When I speak of our Four-Box system, I am describing the ways our rights are protected under the Constitution.
The first three boxes are: the soap box, the ballot box and the jury box.
The Soap Box is the easiest way we can, as individuals, get involved in determining the direction our country is taking. Everyone can study up and learn what is going on, them spread what they have learned to their friends and family. There are many ways to do that. Just pick what works for you.
Individual action is the most important, but the Tea Parties and similar local or national political groups are a great way we can work together to give constitutional ideas a louder and stronger voice. Don’t hesitate to get involved with a good group. It makes everything more fun and potentially more effective.
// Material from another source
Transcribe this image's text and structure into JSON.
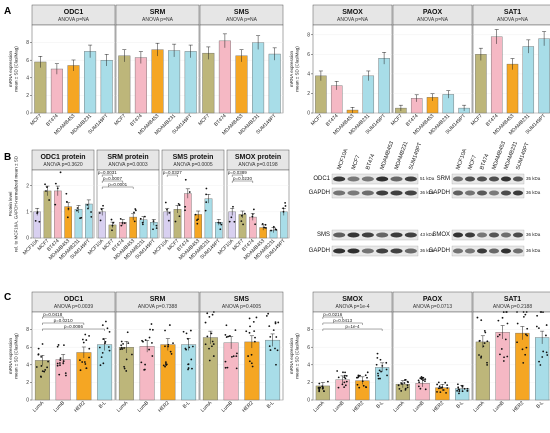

The only qualification to join the team is a love of our country, its Constitution and freedom. There is a position on the team for all ages, races, and backgrounds. This is America. Just be sure any team leaders are consistently following the Constitutional rule book. Check them out
If you are not involved, now is the time to be. Get off the couch and join in. The game that really counts is not on TV. The really Big Games, for all your marbles, are played in Washington, D.C. and our State capitols. We have to effectively use our second box, the Ballot Box at every opportunity, so our team will not be outnumbered.
Jury nullification through the Jury Box is our third box. The right of the jury to enforce or not enforce any particular law that applies to the case in question gives these twelve men and women on a jury more power than Congress, the President and the Supreme Court combined. One clear thinking jury member can "hang" the jury.
Judges and prosecutors are doing everything they can to neuter the power of the jury, but we still usually have it available. They pile on charges so as to intimidate defendants to take a plea bargain and avoid a jury trial. The judges intimidate and lie to jurors about their power and cause them to think they might get in trouble if they vote their consciences.
The judge may ask if you can follow the law as he gives it, so you say sure, but remember he does not make the law so you need not follow his instructions. His job is to referee the trial and provide neutral legal advice to the jury, which includes a full explanation of a juror’s rights and responsibilities.
Judges rarely "fully inform" jurors of their rights, especially their power to judge the law itself and tell you to consider "only the facts." John Adams, our second president, said it is a juror’s duty to vote his conscience.
Thomas Jefferson said, "I consider trial by jury as the only anchor yet imagined by man, by which a government can be held to the principles of its constitution."
The nation’s Founders had seen colonial printer Peter Zenger tried for printing a critical – but true story about the Governor of New York. The court said, "Truth is no defense", but the jury said it was, and acquitted.
They remembered the story of William Penn’s trial for preaching "illegal" religious doctrine in London, but the brave jury stood their ground in the face of great hardship. We did not get our free press, free speech, and freedom of religion by magic. They were earned.
Tell the other jury members if you don’t believe the evidence beyond a reasonable doubt, or the veracity of the informants, or the police. A hung jury often causes the prosecutor to drop charges, and a bunch of hung juries make a bad law difficult to enforce.
The fourth box, the Cartridge Box, is available to be used if the others are taken from us. We really don’t want it to come down to that. Please use the other three now.